Quando montar uma campanha com várias aventuras. É recomendado ir simplificando a trama, pois muitas vezes criamos tramas paralelas que confundem de mais nossos jogadores, os deixando desnorteados de nossos objetivos. Toda a vez que for iniciar uma sessão de jogo, procure falar resumidamente o que aconteceu na sessão passada. Com isso seus jogadores vão se concentrar mais para o início da nova sessão.

ELABORE PROBLEMAS E CONFLITOS:

Ter problemas e conflitos que só podem ser solucionados a base dos dados se torna uma coisa chata. Tente criar problemas, conflitos e conflitos morais, que os jogadores tenham que pensar para solucioná-las. Quando se deparar com uma situação de um jogador esta fazendo ações diferentes do que foi planejado, e que force o mestre a improvisar. Pense nas consequências que essa ação pode trazer ao jogador, na verdade pense na pior coisa possível que pode acontecer, e com isso tiremos o conflito.

Sempre tenha noção das características dos PP, para que você possa extrair informações de coisas que eles sabem e não sabem fazer. Assim crie problemas que eles tenham que solucionar apenas com coisas que seus personagens não tenham ou tenham em um nível baixo.

Isso força os mesmos a criarem mais estratégias na evolução de usas fichas.

ELABORA CENAS E SITUAÇÕES:

Pense em cenas doidas que podem ocorrer na sua mesa, ou seja, cenas ou situações que podem ocorrer uma hora ou outra na sua mesa. E no momento certo implemente elas em suas narrativas. Tenha essas cenas ou situações como algo modular. Imagine-as como uma carta na manga para os improvisos. Essas cenas ou situações sempre serão os problemas para os jogadores resolverem.

Você pode usar e abusar tanto das vantagens quanto desvantagens dos PP de seus jogadores.
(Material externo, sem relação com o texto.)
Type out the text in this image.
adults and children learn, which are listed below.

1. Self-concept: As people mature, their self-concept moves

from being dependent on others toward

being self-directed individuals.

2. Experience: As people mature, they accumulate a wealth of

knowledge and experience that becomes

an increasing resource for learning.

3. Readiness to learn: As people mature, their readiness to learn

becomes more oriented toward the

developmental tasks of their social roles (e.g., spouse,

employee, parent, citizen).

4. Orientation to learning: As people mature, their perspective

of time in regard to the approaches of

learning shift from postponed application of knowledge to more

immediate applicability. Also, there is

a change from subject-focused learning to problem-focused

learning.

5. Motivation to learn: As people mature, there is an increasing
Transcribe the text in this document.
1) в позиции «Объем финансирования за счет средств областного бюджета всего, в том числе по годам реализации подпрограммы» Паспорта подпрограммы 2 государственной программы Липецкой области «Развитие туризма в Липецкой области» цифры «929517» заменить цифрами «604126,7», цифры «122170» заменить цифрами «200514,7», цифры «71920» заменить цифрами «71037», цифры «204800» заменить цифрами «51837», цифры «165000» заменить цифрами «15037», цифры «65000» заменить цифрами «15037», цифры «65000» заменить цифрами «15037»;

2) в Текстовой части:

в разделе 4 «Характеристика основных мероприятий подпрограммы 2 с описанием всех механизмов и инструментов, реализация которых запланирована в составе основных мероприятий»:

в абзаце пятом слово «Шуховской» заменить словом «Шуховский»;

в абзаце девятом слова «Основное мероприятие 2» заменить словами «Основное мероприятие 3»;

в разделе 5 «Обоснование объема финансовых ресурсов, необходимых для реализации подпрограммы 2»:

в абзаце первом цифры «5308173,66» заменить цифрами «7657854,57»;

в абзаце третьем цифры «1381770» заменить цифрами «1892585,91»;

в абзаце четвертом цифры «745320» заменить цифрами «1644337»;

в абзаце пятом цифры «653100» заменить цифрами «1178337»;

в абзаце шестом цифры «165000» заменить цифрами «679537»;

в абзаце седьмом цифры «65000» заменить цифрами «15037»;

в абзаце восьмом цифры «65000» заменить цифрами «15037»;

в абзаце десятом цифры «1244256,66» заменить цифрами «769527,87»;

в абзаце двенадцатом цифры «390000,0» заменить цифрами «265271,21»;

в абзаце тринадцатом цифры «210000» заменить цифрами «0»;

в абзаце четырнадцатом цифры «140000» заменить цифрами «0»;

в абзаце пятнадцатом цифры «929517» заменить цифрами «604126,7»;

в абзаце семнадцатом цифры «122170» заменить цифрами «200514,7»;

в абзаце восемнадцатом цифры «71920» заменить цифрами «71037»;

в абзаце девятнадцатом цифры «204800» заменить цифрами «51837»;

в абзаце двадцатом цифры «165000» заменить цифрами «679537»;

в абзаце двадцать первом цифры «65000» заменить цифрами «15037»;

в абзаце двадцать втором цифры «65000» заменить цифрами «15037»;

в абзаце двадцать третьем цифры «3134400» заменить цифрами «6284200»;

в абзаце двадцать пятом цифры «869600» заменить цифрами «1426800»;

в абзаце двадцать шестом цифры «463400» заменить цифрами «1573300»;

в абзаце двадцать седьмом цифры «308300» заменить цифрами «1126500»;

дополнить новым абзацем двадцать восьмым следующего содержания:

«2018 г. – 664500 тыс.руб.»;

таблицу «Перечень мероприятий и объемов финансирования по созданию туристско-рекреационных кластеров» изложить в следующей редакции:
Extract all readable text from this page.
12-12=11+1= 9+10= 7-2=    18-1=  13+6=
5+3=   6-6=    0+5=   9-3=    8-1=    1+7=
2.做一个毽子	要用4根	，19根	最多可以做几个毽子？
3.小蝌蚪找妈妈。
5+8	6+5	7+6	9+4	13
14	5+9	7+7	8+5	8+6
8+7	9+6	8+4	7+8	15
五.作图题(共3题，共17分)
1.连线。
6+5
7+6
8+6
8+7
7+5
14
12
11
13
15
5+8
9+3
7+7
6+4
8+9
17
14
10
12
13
CRIE PERSONAGENS NÃO JOGÁVEIS:

Crie PnJ que se envolvam com os PP. Evite criar aquele PnJ que nunca sabe de nada e sem opinião. Os PnJ têm que ter suas próprias opiniões formadas e seus próprios pontos de vista para ser um bom coadjuvante.

Crie PnJ que sejam aliados e antagonistas dos PP, tentando ter um equilíbrio entre eles. A criação de PnJ pode auxiliar na improvisação, por exemplo: quando estiver sem ideias, ou precisar de tempo, coloque seus PnJ para ter dialogo com um PP, assim você pode ter ideias e formar as próximas cenas.